Quoi de neuf au rayon mal famé du Statham movie, sous-genre de la série B dopée aux anabolisants, le dernier à se prendre au sérieux ? Au vu de son récent passage par la case Expendables, on s’attendait à voir Statham gagner en maturité et tordre le cou au pisse-froid balèze qu’il incarne depuis maintenant plus de dix ans. Seulement, alors que les pères Willis, Schwarzie – et Stallone, à ses heures – sont tous passés par le contre-emploi ou la gaudriole vaguement parodique, le fils prodigue refuse de grandir. Il trempe dans les mêmes thrillers jetables, endosse le même costume de pistolero ultraviril sans la moindre touche d’autodérision.
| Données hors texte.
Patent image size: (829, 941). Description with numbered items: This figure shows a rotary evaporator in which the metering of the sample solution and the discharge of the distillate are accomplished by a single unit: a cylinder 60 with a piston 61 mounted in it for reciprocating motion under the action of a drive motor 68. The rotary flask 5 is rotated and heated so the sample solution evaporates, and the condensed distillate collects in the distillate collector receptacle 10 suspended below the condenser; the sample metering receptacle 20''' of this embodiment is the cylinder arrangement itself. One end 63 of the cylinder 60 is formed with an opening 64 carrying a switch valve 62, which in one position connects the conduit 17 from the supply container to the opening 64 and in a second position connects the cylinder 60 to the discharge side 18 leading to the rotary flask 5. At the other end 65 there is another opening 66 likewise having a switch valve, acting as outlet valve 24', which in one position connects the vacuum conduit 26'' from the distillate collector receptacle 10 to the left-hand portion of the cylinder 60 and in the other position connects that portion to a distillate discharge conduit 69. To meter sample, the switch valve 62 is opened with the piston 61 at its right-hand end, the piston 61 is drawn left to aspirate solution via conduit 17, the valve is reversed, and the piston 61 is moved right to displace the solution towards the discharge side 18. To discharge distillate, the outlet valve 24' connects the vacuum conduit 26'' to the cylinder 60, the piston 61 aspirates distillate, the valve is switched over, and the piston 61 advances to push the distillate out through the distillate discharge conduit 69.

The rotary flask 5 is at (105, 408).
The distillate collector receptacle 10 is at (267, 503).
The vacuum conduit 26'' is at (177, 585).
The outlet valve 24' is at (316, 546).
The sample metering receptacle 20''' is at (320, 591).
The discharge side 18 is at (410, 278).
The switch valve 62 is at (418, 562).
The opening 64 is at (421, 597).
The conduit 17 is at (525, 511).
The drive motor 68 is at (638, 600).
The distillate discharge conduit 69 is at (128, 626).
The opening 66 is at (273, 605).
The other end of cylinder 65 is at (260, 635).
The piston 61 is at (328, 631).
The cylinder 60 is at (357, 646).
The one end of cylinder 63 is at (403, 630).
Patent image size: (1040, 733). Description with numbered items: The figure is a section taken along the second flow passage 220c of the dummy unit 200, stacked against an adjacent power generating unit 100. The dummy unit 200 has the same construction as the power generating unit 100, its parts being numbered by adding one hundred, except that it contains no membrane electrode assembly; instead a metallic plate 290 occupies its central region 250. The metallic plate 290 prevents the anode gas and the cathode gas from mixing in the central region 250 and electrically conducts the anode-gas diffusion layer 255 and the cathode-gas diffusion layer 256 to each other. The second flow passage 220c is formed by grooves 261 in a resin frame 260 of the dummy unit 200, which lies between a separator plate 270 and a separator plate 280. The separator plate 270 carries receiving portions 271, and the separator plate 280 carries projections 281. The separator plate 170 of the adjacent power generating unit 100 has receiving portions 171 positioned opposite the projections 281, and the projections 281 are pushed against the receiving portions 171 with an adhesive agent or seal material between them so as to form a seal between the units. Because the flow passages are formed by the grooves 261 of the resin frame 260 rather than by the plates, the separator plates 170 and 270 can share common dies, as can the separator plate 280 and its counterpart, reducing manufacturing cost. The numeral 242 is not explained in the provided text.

Si certains scripts aussi exubérants que théoriquement audacieux le font effleurer une veine cartoonesque plutôt savoureuse (dans Hyper tension, condensé vertigineux des motifs du genre, il courait les rues de Los Angeles en chemise de nuit et en érection), Le Flingueur lui interdit tout grain de folie, et le condamne à resservir sa sempiternelle soupe de testostérone.

La meilleure soupe, pourtant, est censée se faire dans les vieux pots, et de ce côté-là, Le Flingueur est plutôt bien armé. C’est un remake du polar éponyme de Michael Winner avec Charles Bronson, dont l’ingénieux pitch est resté intact : un porte-flingue surdoué est contraint de liquider son mentor, qui vient de trahir leur organisation. Ironie du sort, il se retrouve à enseigner l’art de la gâchette au fils du défunt, lequel attribue la mort de son père à un racket fortuit. Malgré cette matrice classique, la relecture du faiseur Simon West s’engonce dans un formatage nonchalant, presque fumiste, traitant l’action comme un gadget mécanique et autorégulé, sans aucune intelligence dramatique : chorégraphiées au millimètre, les cabrioles s’exécutent avec une maîtrise toujours impeccable, ignorant toute possibilité d’échec, et refusant ainsi le principe même de suspense. Les mandales fusent dans une urgence constante et rarement justifiée, comme s’il fallait à tout prix dépoussiérer le film original, trop pantouflard, et le libérer d’un versant contemplatif décati ; esquissant à l’aveuglette ce qui serait une sorte de Bronson 2011, Statham cogne donc plus vite, plus fort et en 5.1, mais sans le flegme au parfum d’aftershave dont le justicier moustachu avait le secret. La frime en cabriolet est désormais beaucoup plus bankable.

De son modèle, Le Flingueur ne retient pas grand-chose, si ce n’est une propension à titiller le politiquement correct : dans une singerie maladroite des coups de provoc’ façon Winner-Bronson ou Siegel-Eastwood, le scénario y va de ses petits temps forts sulfureux (femmes violentées, individualisme outré, morale écrasée sur le bord du trottoir) sans oser mettre le feu aux poudres une bonne fois pour toutes. C’est un comble, mais pas une surprise de la part de ce cinéma d’action désincarné, toujours fabriqué avec aussi peu d’amour : persuadé que ses gesticulations hypercatives et ses étalages pubards sont à la pointe de la modernité, le remake s’avère finalement bien plus has-been que l’original.